Sports
Kobe Bryant was once convinced he was joining the Knicks: Adrian Wojnarowski
What could have been, Knicks fans will never know.
There was a time, former NBA insider Adrian Wojnarowski has revealed, when Kobe Bryant believed he’d be coming to the Mecca.
“He was convinced he was going to end up with the Knicks,” Woj said during an appearance on Carmelo Anthony’s “7PM in Brooklyn” podcast Thursday.
“[This was] when Jim Buss was running the Lakers, I remember sitting there with Kobe down in Orange County — I think Tim Grover was with us — and I remember him saying, ‘they’re going to amnesty me, no one’s going to claim me off waivers, and I’m gonna’ go sign with the Knicks.’”
Woj told Bryant that Los Angeles’ brass wouldn’t dream of it.

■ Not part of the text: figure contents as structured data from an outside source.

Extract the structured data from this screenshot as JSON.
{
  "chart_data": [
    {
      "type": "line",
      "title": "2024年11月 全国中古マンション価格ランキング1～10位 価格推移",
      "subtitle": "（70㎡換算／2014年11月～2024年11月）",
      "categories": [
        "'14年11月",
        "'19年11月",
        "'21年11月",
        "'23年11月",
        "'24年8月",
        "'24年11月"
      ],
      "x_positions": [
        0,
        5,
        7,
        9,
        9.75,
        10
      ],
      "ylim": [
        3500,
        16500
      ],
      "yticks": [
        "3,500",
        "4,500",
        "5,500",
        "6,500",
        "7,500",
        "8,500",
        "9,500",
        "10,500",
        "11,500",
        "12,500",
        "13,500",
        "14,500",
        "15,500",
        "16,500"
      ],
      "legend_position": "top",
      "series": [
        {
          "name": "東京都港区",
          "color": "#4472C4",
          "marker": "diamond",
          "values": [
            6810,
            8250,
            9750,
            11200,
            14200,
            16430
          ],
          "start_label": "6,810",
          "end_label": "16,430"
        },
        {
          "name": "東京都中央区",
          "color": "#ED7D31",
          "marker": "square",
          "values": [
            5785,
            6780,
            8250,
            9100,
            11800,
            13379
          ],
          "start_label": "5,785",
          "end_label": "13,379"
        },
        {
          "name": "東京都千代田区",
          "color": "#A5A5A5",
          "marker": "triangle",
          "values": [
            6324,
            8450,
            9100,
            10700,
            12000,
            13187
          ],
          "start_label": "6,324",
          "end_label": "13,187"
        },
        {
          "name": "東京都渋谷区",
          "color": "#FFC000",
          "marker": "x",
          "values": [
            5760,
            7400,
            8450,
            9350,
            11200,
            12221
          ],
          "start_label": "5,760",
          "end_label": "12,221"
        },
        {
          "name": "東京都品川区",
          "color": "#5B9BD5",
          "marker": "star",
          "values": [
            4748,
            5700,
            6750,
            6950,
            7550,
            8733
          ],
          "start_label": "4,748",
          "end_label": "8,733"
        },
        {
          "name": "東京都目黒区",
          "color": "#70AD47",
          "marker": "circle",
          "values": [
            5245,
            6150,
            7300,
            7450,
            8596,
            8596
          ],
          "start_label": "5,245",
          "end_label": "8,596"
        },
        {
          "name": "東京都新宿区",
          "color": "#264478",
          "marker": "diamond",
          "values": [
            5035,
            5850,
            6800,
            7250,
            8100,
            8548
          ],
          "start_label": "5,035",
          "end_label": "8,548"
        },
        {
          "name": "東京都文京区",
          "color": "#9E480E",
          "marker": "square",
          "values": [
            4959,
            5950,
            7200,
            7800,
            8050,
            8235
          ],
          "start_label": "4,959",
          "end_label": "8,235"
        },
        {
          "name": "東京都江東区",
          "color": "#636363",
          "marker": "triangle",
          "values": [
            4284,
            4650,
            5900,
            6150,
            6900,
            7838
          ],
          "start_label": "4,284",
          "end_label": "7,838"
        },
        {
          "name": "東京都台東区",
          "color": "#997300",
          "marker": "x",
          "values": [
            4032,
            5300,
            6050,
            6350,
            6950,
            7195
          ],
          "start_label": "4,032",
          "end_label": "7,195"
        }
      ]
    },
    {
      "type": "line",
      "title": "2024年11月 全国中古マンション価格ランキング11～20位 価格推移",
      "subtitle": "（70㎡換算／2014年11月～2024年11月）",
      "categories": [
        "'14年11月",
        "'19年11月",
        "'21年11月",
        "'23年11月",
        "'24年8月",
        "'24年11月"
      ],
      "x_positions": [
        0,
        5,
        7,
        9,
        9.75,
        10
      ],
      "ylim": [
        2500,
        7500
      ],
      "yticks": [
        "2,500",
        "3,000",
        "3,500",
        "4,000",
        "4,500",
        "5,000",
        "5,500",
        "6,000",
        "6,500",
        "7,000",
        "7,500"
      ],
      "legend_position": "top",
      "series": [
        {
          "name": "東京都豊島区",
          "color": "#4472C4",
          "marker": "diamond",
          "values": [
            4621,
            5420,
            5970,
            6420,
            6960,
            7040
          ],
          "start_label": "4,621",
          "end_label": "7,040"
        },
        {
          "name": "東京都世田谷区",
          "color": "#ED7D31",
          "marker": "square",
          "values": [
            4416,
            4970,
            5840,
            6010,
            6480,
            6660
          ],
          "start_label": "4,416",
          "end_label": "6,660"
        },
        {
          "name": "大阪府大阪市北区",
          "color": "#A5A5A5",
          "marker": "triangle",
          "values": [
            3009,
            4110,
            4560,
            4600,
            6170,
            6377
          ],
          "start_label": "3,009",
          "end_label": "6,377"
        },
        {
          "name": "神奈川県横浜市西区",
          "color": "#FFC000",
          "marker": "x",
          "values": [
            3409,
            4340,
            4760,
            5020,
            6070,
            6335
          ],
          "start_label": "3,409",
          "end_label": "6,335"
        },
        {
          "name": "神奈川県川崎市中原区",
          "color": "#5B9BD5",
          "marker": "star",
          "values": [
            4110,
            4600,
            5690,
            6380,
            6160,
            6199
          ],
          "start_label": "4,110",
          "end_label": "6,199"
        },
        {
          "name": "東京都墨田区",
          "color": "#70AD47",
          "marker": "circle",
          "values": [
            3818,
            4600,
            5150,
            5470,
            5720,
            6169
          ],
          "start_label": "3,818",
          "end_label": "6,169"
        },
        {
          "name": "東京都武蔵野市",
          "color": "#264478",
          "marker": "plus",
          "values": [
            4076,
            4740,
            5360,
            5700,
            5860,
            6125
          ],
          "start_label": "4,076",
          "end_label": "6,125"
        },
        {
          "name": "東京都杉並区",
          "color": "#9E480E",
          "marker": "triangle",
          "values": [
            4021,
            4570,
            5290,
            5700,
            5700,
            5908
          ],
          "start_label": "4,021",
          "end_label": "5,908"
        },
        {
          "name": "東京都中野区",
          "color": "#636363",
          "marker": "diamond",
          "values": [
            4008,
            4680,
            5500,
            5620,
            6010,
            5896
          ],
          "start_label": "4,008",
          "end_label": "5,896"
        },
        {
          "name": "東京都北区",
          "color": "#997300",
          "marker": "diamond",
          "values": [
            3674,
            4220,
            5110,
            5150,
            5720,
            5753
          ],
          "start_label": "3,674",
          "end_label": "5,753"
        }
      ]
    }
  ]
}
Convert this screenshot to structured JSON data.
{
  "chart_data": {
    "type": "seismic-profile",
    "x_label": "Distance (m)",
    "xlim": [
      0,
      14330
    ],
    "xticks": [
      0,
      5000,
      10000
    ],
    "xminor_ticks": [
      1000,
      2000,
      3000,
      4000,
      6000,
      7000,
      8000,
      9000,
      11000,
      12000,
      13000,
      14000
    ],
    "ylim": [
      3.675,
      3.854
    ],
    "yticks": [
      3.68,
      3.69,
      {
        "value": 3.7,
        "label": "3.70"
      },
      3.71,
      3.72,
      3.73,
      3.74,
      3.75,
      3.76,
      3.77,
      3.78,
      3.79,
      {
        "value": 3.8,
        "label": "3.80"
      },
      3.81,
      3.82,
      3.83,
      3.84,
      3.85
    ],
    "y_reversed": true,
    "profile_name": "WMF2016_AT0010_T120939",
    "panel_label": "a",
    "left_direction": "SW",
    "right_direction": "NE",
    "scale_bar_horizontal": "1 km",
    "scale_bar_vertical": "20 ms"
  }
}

“I said, ‘they’re not going to amnesty you … they’ll burn this city down,’” Wojnarowski reminisced. “[Kobe] loved the Lakers and he only ever really wanted to be there, but he would fantasize, he loved the Garden.”
In addition to his mention of Jim Buss, Woj gives one other hint as to when Bryant believed he would be joining the Knicks, noting, “he was defending you [Anthony] … it was right in the middle of the Phil [Jackson] stuff.”
“[Bryant] told me ‘why the f—k you keep apologizing? F—k that motherf—ker,” Anthony confirms.
Though Woj doesn’t mention the “stuff” by name, it’s plausible he’s referring to the heated exchanges between the president and the All-Star that took place in 2017.
Elsewhere during his podcast appearance, the ex-NBA insider addressed his long-standing relationship with the Hall-of-Famer.
“I remember one of the things that really gave me credibility in the NBA was Kobe would talk to me. He was really generous with me,” Wojnarowski said.
“It gave me a lot of credibility with other players, with GMs, with everybody … I remember standing with him at the Staples Center. I would always talk to him on the way to his car.”
Woj is famous for his walk-and-talks. Bryant is famous for his Lakers legacy.
The 18-time All-Star spent the entirety of his 20-year career in Los Angeles. The Black Mamba led the Lake Show to five championship titles between 2000-2010 before retiring in 2016.
Four years later, in 2020, Bryant and his daughter Gianna, then 13, passed away in a helicopter crash.
Wojnarowski, who left ESPN in September to become the men’s basketball GM at St. Bonaventure, revealed in a Sports Illustrated profile on Thursday he was diagnosed with prostate cancer in March.